De maneira surreal, veio o costume estranhíssimo do comercialismo que é visto como "não-comercial" e o não-comercialismo agora visto como "comercial", por meio de um terraplanismo cultural que anda na moda nas redes sociais. É a mesma lógica reacionária de acreditar que rico não rouba porque já tem muito dinheiro e pobre é que precisa sempre roubar porque não tem grana.
Essa lógica torta faz com que o comercialismo seja "não-comercial" porque vende muito e faz sucesso enquanto que, supostamente, ao tocar nas rádios diariamente, fala do "cotidiano" vivido pelos seus ouvintes.
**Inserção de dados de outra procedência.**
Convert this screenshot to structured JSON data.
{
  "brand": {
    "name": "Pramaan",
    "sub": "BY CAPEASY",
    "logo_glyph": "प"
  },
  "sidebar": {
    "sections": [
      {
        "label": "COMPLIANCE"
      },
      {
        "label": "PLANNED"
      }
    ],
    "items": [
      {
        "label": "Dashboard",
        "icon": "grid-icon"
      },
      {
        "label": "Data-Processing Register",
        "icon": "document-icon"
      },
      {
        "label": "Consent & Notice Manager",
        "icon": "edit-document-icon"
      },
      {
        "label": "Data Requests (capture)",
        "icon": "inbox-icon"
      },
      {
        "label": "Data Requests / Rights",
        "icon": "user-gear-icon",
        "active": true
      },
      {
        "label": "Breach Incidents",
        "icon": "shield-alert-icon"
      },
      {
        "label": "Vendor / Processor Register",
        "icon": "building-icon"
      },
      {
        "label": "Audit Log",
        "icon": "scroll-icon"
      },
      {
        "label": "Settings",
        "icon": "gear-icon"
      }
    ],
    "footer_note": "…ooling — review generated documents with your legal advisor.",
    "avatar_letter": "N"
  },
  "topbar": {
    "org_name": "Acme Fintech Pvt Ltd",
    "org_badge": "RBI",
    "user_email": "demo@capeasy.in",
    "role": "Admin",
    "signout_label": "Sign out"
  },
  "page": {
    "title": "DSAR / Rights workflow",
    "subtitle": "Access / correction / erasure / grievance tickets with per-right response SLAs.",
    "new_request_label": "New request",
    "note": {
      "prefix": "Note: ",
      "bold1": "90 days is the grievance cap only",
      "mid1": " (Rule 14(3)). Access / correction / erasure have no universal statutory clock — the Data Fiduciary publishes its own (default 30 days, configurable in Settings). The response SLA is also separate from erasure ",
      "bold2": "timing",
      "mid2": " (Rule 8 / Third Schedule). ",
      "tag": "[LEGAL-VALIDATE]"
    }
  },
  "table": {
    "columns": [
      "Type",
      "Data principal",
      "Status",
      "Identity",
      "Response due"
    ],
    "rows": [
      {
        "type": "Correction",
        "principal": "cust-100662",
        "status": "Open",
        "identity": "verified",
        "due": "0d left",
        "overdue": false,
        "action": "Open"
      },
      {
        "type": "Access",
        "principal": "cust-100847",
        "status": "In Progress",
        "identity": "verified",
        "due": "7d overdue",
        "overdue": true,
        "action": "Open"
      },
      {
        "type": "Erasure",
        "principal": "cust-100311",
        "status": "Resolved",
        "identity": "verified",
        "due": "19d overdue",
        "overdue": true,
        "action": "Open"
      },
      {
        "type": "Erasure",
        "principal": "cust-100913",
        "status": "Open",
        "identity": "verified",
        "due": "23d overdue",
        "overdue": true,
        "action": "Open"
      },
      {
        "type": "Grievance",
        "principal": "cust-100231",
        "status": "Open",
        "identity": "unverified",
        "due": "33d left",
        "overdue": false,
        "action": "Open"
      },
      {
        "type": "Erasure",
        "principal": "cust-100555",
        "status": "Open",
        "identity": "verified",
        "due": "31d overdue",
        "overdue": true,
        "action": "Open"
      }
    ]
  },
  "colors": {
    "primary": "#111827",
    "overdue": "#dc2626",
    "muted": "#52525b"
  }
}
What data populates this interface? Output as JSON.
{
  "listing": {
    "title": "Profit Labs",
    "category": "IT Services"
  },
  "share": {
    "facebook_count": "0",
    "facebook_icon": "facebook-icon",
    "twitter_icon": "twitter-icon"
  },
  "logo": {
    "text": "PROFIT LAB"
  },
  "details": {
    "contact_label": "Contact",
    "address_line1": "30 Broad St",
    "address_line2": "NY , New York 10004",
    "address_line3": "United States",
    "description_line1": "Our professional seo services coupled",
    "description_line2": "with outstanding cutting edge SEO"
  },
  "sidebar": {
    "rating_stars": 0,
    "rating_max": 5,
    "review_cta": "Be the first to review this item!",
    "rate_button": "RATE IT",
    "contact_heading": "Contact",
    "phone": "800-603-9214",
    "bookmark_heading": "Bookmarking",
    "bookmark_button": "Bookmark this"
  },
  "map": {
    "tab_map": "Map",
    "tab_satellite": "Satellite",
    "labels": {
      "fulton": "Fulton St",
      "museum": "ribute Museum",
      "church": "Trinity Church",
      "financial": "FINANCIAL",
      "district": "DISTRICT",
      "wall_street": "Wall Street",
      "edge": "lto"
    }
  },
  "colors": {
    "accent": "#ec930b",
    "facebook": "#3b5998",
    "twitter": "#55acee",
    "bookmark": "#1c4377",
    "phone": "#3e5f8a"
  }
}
Mesmo um nome do hit-parade estrangeiro falando o verso "dancing the night away" ("dançando a noite toda") seria algo "vivido" pelos ouvintes brasileiros, que nos fins de semana vão para a agitação noturna ("balada", no jargão lançado pela Jovem Pan).
Imagine então com que "intimidade" um público mais afeito aos ritmos brega-popularescos se "identifica" com versos de sucessos de gêneros como "forró eletrônico" e "sertanejo" e seus derivados atuais, a "pisadinha" e a "sofrência" respectivamente, que mencionam redes sociais e aplicativos de celular em relações de amor frustrado?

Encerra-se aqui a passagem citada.